Namun, dalam Pasal 184b, dikatakan bahwa aturan dalam UU 11/2020 masih tetap berlaku sepanjang tidak bertentangan dengan Perppu Ciptaker.
Bunyi Pasal 184b:”Semua peraturan perundang-undangan yang merupakan peraturan pelaksanaan dari Undang- Undang Nomor 11 Tahun 2O2O tentang Cipta Kerja masih tetap berlaku sepanjang tidak bertentangan dengan Peraturan Pemerintah Pengganti Undang-Undang ini.”
“Pasal 185 ini manipulasi. Kan aneh ini,” kata Nining.

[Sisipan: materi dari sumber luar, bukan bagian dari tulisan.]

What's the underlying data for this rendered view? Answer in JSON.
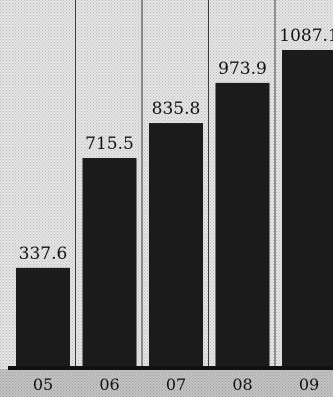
{
  "chart_data": {
    "type": "bar",
    "categories": [
      "05",
      "06",
      "07",
      "08",
      "09"
    ],
    "values": [
      337.6,
      715.5,
      835.8,
      973.9,
      1087.1
    ],
    "value_labels": [
      "337.6",
      "715.5",
      "835.8",
      "973.9",
      "1087.1"
    ],
    "title": "",
    "xlabel": "",
    "ylabel": "",
    "grid": false,
    "colors": {
      "background": "#c8c8c8",
      "bar": "#1b1b1b",
      "panel": "#e9e9e9",
      "text": "#111111"
    }
  }
}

Dengan membaca isi Perppu tersebut, Nining beranggapan bahwa pemerintah asal-asalan dan kejar deadline dalam membuat Perppu Ciptaker.
Sebab musababnya, setelah putusan MK yang menyatakan Omnibus Law inkonstitusional bersyarat, pemerintah harus memperbaiki dalam kurun waktu dua tahun. Jika tidak diperbaiki, maka akan menjadi cacat formal.
“Saya melihat ada arah agar produk hukum yang dibuat pemerintah tidak cacat formal, sehingga dikeluarkan Perppu. Padahal yang dituntut kaum buruh pencabutan UU Ciptaker, bukan implementasi apa yang di dalam UU,” jelasnya.
Seperti diketahui, Presiden Joko Widodo menerbitkan Peraturan Pemerintah Pengganti Undang-undang (Perppu) Nomor 2 Tahun 2022 tentang Cipta Kerja.
Perppu ini akan menggantikan UU Cipta Kerja yang telah dinyatakan inkonstitusional bersyarat melalui Putusan Mahkamah Konstitusi Nomor 91/PUU-XVIII/2020 pada November 2021.
Terbitnya Perppu ini disebut berdasar pertimbangan adanya kepentingan mendesak ekonomi global yang perlu segera direspon, salah satunya karena imbas perang Rusia – Ukraina. (im).